Les plafonds ont la peau mince ici. Vendredi j'écrivais, quelqu'un a échappé un verre d'eau en haut et il a coulé au goutte à goutte sur ma table de travail. On n'en a presque pas perdu une goutte. Les rénovs ne sont pas finies; ça recommence demain.

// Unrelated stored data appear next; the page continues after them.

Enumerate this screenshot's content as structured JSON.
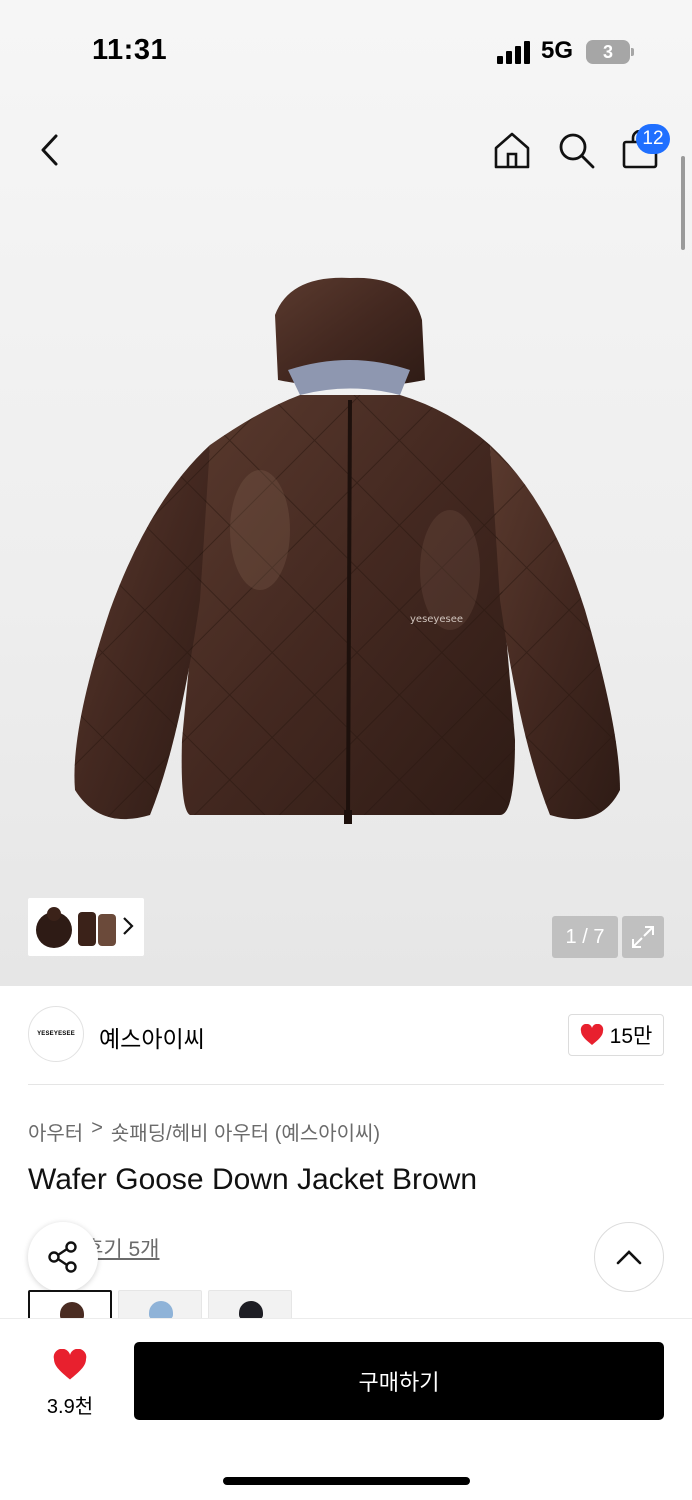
{
  "status_bar": {
    "time": "11:31",
    "network": "5G",
    "battery": "3"
  },
  "nav": {
    "cart_count": "12"
  },
  "gallery": {
    "counter": "1 / 7"
  },
  "brand": {
    "logo_text": "YESEYESEE",
    "name": "예스아이씨",
    "likes": "15만"
  },
  "breadcrumb": {
    "category": "아우터",
    "separator": ">",
    "subcategory": "숏패딩/헤비 아우터 (예스아이씨)"
  },
  "product": {
    "title": "Wafer Goose Down Jacket Brown",
    "reviews": "후기 5개"
  },
  "bottom": {
    "wish_count": "3.9천",
    "buy_label": "구매하기"
  },
  "colors": {
    "accent": "#1f6fff",
    "heart": "#e8202e",
    "jacket": "#4a2c22"
  },
  "icons": [
    "back-icon",
    "home-icon",
    "search-icon",
    "bag-icon",
    "chevron-right-icon",
    "expand-icon",
    "heart-icon",
    "share-icon",
    "chevron-up-icon"
  ]
}
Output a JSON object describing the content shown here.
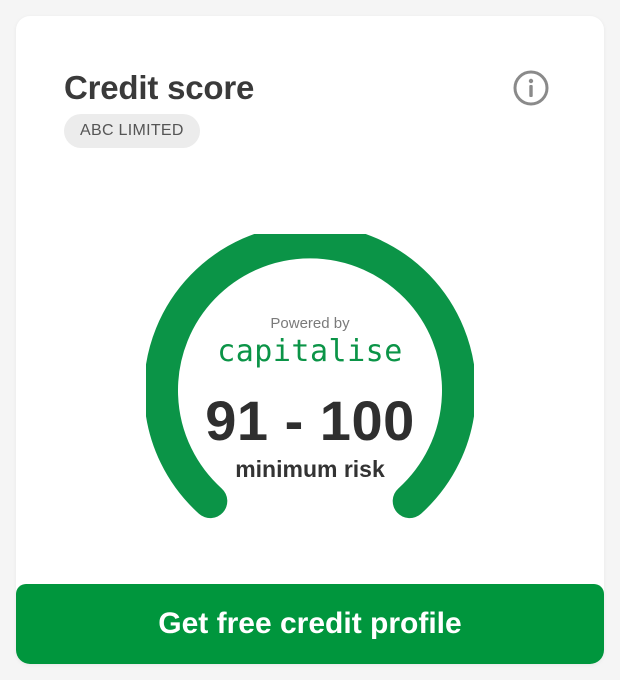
{
  "card": {
    "title": "Credit score",
    "company_badge": "ABC LIMITED"
  },
  "gauge": {
    "powered_by": "Powered by",
    "brand": "capitalise",
    "score_range": "91 - 100",
    "risk_label": "minimum risk",
    "fill_fraction": 1.0,
    "color": "#0b9447"
  },
  "icons": {
    "info": "info-icon"
  },
  "cta": {
    "label": "Get free credit profile",
    "color": "#00963d"
  }
}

Wiiiiiiiiiiiiiiinnnnnnnnnnn-winnnnnnnnnnn-win-win-win-winnnnnnnnnnnnnnnnnnn.

1 commentaire:

Anonyme a dit...

Ah Napoli !
Figures toi que j'ai entendu cette chanson pas plus tard qu'il y 3 semaines lors de mon séjour en Italie. Je suis restée à Naples 3 jours. De nombreuses personnes m'avaient expliqué leur déception lors de leur séjour dans cette ville. De mon côté, j'ai eu un vrai coup de coeur : la baie, les ruelles pavées, le linge qui pend à chaque fenêtre et les nombreuses églises. Sans oublier la fameuse pizza. Succulante !
Sur un tout autre sujet, comme je te le disais dernièrement, je me suis plongée dans les oeuvres de jane Austin. Après Persuasion, j'attaque l'incontournable Orgueil et Préjugés. Il n'était pas facile d'être femme au début du XVIIIe siècle dans la haute société british. On vit une époque formidable !
Ici la neige a presque entièrement disparu. Ils prévoient 12 C demaine. Shorts et crème glacées seront de mise pour les moins frileux.